L'année suivante, il prophétise le déclenchement d'une guerre civile aux États-Unis pour le 4 juillet 2018, jour de la fête nationale américaine. Selon lui, George Soros, les Démocrates et « l'élite mondialiste » devaient orchestrer des émeutes à travers le pays en se servant de militants antifascistes prêts à semer le chaos.

Le 6 août 2018, plusieurs réseaux sociaux (Youtube, Apple, Facebook, Itunes et Linkedin) annoncent qu'ils ne relaient plus les productions d'Alex Jones. Huit jours plus tard, son compte Twitter est suspendu pendant une semaine. En cause ? La publication d'une vidéo considérée comme une incitation à la violence. Dans la nuit du 6 au 7 septembre, Twitter ferme définitivement les comptes d'Alex Jones et de son site InfoWars. Ils ne seront rétablis que le 10 décembre 2023, un peu plus d'un an après la prise de contrôle de la plateforme de micro-blogging par Elon Musk.

En 2020, Jones participe activement à la propagation du mensonge selon lequel l'élection de Joe Biden aurait été volée. Le 6 janvier 2021, il harangue la foule à Washington avant l'assaut du Capitole.

En avril 2022, Tucker Carlson, alors animateur sur Fox News, dit ne pas comprendre l'animosité qu'inspire Alex Jones : « Il est intelligent, diablement drôle, vraiment. Il est beaucoup plus talentueux que moi à bien des égards. »

En octobre 2022, il est condamné à verser près de 1,5 milliard de dollars après avoir fait passer pendant des années le massacre de l'école Sandy Hook pour une mise en scène. Il indique être en situation de faillite.

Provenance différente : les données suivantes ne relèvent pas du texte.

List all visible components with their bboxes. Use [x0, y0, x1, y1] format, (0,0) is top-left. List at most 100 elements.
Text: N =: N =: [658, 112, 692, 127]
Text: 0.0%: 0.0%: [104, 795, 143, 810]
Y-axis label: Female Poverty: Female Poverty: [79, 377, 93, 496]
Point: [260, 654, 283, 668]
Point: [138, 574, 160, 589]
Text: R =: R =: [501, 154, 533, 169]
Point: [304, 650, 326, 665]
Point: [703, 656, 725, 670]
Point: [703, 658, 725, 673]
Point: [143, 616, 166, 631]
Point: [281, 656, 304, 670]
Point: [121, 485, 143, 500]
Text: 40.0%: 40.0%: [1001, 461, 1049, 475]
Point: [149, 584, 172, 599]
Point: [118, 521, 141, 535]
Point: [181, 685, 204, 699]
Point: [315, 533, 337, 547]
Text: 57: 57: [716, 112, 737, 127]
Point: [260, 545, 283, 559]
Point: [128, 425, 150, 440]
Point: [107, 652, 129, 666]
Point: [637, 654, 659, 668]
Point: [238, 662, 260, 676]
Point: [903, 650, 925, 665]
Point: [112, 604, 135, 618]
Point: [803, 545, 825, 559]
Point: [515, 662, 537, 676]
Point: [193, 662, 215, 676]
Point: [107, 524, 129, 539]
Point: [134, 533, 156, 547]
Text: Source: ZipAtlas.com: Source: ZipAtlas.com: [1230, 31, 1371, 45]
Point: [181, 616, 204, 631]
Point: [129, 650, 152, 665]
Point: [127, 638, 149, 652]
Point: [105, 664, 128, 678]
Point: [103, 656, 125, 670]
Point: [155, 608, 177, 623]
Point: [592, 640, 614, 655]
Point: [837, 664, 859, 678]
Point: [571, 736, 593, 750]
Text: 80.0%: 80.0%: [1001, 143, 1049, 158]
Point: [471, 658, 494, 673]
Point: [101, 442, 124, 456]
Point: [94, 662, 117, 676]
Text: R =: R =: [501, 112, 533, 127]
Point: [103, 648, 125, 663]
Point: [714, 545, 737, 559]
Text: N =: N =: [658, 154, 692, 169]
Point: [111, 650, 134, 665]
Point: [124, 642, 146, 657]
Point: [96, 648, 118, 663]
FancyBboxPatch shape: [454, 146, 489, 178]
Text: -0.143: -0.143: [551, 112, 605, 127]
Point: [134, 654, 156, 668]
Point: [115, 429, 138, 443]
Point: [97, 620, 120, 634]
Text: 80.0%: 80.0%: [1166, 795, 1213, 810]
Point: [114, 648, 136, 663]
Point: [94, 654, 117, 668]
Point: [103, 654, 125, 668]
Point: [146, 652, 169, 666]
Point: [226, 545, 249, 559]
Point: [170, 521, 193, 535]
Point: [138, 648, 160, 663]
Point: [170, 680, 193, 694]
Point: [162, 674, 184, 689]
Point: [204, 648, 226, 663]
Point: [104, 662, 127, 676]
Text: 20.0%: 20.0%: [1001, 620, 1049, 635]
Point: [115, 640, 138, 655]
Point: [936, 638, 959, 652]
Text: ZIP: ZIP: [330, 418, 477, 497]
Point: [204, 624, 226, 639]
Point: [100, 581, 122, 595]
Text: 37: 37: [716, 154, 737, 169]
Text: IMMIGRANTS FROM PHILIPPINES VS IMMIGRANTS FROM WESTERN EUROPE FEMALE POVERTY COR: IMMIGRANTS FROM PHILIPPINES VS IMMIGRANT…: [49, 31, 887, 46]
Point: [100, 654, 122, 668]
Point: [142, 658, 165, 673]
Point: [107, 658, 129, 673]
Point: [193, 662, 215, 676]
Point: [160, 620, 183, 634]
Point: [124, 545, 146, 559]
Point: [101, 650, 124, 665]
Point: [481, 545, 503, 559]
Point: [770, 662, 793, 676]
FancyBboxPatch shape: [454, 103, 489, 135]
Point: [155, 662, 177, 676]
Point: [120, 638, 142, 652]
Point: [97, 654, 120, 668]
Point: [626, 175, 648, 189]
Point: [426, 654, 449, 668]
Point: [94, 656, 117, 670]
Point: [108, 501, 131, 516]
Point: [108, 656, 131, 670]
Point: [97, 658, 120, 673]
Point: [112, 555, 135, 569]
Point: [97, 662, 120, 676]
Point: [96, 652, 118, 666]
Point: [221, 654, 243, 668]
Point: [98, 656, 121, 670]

Fin avril 2026, Jones est privé de se studios et de son site InfoWars, mis en liquidation judiciaire. Il demeure toutefois actif sur les réseaux sociaux, avec une audience de 4,5 millions d'abonnés sur X.

 

IL A DIT :

« Ce que vous faites : vous avez votre opérateur d'opérations spéciales qui arrive masqué, comme à Columbine. Ils font leur tuerie, puis vous tuez ou droguez un lampiste qui attend avec des amnésiques ou autres produits chimiques, et qui sera le responsable – et c'est très facile de faire ça avec assez de PCP, le LSD et des trucs comme ça. […] Ils ont des drogues comme la scolopamine connue depuis des siècles sous le nom de « Souffle du diable » et ils vous jettent ça dessus. […] Voilà ce que c'est que le contrôle mental. […] Mais le pire, c'est que la télévision elle-même et ses messages programment les gens et il a été prouvé que cela mène à la violence. […] Tout ça, c'est de la programmation de masse et on ne peut pas les laisser utiliser ça pour emporter notre 2ème amendement. […] N'abandonnez pas votre liberté à cause de cette idée fantôme ».

Source : « Alex Jones sur la fusillade de Denver (Dark knight rises) S/T », YouTube, 21 juillet 2012.